In die zin wijst het IMF erop dat empirische modellen wijzen op een overwaardering van 15-20% in de meeste Europese landen, maar nu de bankrente nog steeds stijgt en de reële inkomens worden aangetast door de inflatie, "zijn de huizenprijzen onlangs op veel markten gedaald."
In dezelfde analyse wordt er ook op gewezen dat de stijging van de kosten van levensonderhoud en de voordelen voor de bank van de huizen het gezinssaldo "oprekken", dat nog meer kan verslechteren als er meer ongunstige schokken zijn.
In ongunstige scenario's met hogere kosten van levensonderhoud en hogere uitkeringen zou ongeveer 45 procent van de huishoudens en meer dan 80 procent van de huishoudens met een laag inkomen met grotere economische tegenspoed te maken kunnen krijgen.
Toch meent het IMF dat "de gevolgen voor de balansen van banken over het algemeen beperkt zouden moeten blijven", maar meent dat dit "beeld donkerder wordt bij een combinatie van schokken, waaronder een grote correctie van de huizenprijzen."

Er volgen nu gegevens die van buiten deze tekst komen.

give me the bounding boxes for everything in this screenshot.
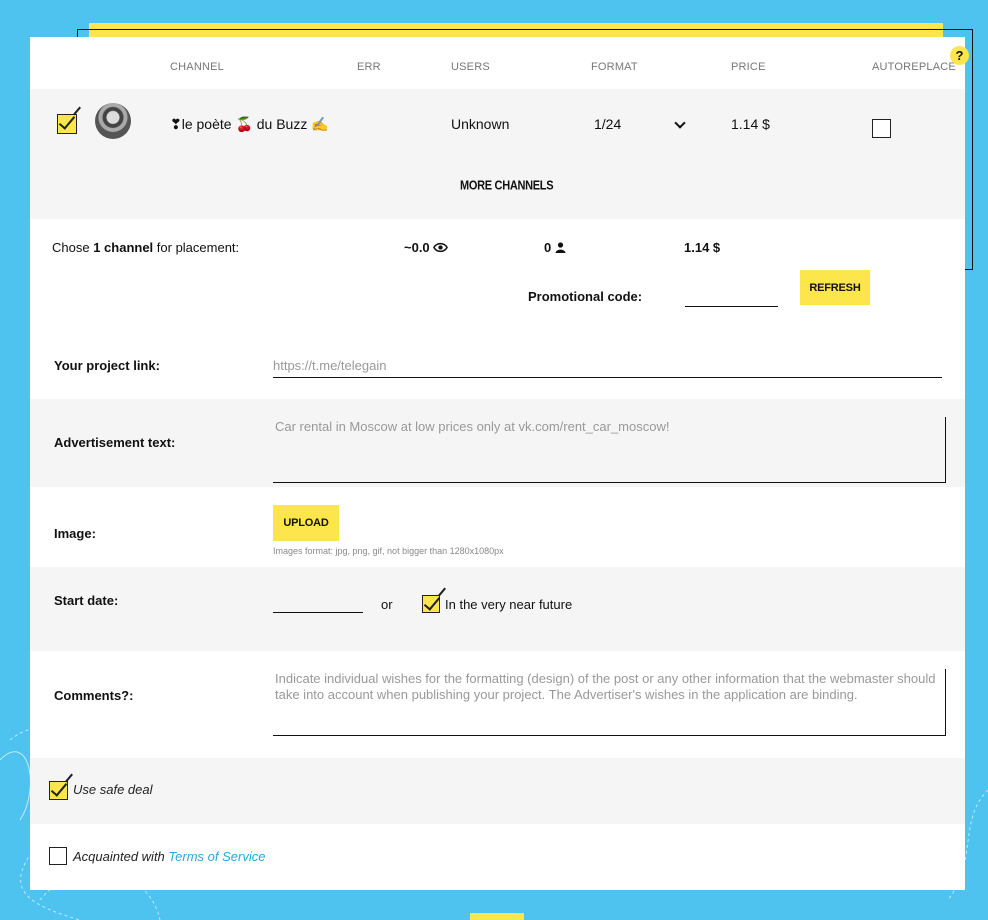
- upload-button[interactable]: UPLOAD: [273, 505, 339, 541]
- header-err: ERR: [357, 61, 381, 73]
- safe-deal-checkbox[interactable]: [49, 781, 68, 800]
- order-card: CHANNEL ERR USERS FORMAT PRICE AUTOREPLA…: [30, 37, 965, 890]
- eye-icon: [433, 242, 449, 253]
- header-price: PRICE: [731, 61, 766, 73]
- safe-deal-label: Use safe deal: [73, 782, 153, 797]
- terms-checkbox[interactable]: [49, 847, 67, 865]
- header-channel: CHANNEL: [170, 61, 224, 73]
- views-stat: ~0.0: [404, 240, 449, 255]
- ad-text-label: Advertisement text:: [54, 435, 176, 450]
- channel-users: Unknown: [451, 116, 510, 132]
- format-select[interactable]: 1/24: [594, 116, 694, 136]
- channel-row: ❣le poète 🍒 du Buzz ✍ Unknown 1/24 1.14 …: [30, 89, 965, 219]
- terms-text: Acquainted with Terms of Service: [73, 849, 265, 864]
- ad-text-input[interactable]: [273, 417, 946, 483]
- total-price: 1.14 $: [684, 240, 721, 255]
- user-icon: [555, 242, 566, 253]
- promo-code-input[interactable]: [685, 287, 778, 307]
- refresh-button[interactable]: REFRESH: [800, 270, 870, 305]
- chevron-down-icon: [674, 117, 686, 129]
- subscribers-value: 0: [544, 240, 552, 255]
- comments-label: Comments?:: [54, 688, 134, 703]
- near-future-label: In the very near future: [445, 597, 573, 612]
- chosen-summary: Chose 1 channel for placement:: [52, 240, 239, 255]
- submit-button-edge[interactable]: [470, 913, 524, 920]
- header-users: USERS: [451, 61, 490, 73]
- near-future-checkbox[interactable]: [422, 595, 440, 613]
- channel-select-checkbox[interactable]: [57, 114, 77, 134]
- header-autoreplace: AUTOREPLACE: [872, 61, 956, 73]
- comments-input[interactable]: [273, 669, 946, 736]
- autoreplace-checkbox[interactable]: [872, 119, 891, 138]
- start-date-label: Start date:: [54, 593, 119, 608]
- header-format: FORMAT: [591, 61, 638, 73]
- project-link-label: Your project link:: [54, 358, 160, 373]
- project-link-input[interactable]: [273, 354, 942, 378]
- subscribers-stat: 0: [544, 240, 566, 255]
- channel-name[interactable]: ❣le poète 🍒 du Buzz ✍: [170, 116, 329, 133]
- help-icon[interactable]: ?: [950, 46, 969, 65]
- promo-code-label: Promotional code:: [528, 289, 643, 304]
- or-text: or: [381, 597, 393, 612]
- chosen-prefix: Chose: [52, 240, 94, 255]
- terms-prefix: Acquainted with: [73, 849, 169, 864]
- image-label: Image:: [54, 526, 96, 541]
- safe-deal-row: [30, 758, 965, 824]
- chosen-count: 1 channel: [93, 240, 154, 255]
- format-value: 1/24: [594, 116, 622, 132]
- image-format-note: Images format: jpg, png, gif, not bigger…: [273, 546, 504, 556]
- channel-avatar: [95, 103, 131, 139]
- more-channels-link[interactable]: MORE CHANNELS: [460, 179, 554, 193]
- chosen-suffix: for placement:: [153, 240, 240, 255]
- start-date-input[interactable]: [273, 593, 363, 613]
- frame-edge: [965, 269, 973, 270]
- views-value: ~0.0: [404, 240, 430, 255]
- terms-of-service-link[interactable]: Terms of Service: [168, 849, 265, 864]
- channel-price: 1.14 $: [731, 116, 770, 132]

"Volgens de Common Equity Tier 1-norm zou de kapitaalvermindering als gevolg van de toename van de schuldenlast van huishoudens in de meeste landen niet meer dan 100 basispunten bedragen, maar bij een vertraging van de huizenmarkt met 20% zouden de verliezen oplopen tot 100 à 300 basispunten, waarbij de Zuid- en Oost-Europese landen het zwaarst zouden worden getroffen", aldus nog het FAG.
In dit scenario kunnen dergelijke verliezen leiden tot strengere kredietnormen, waardoor de aannames en negatieve cycli tussen de balansen van banken, vastgoedprijzen (en andere activa) en de reële economie toenemen.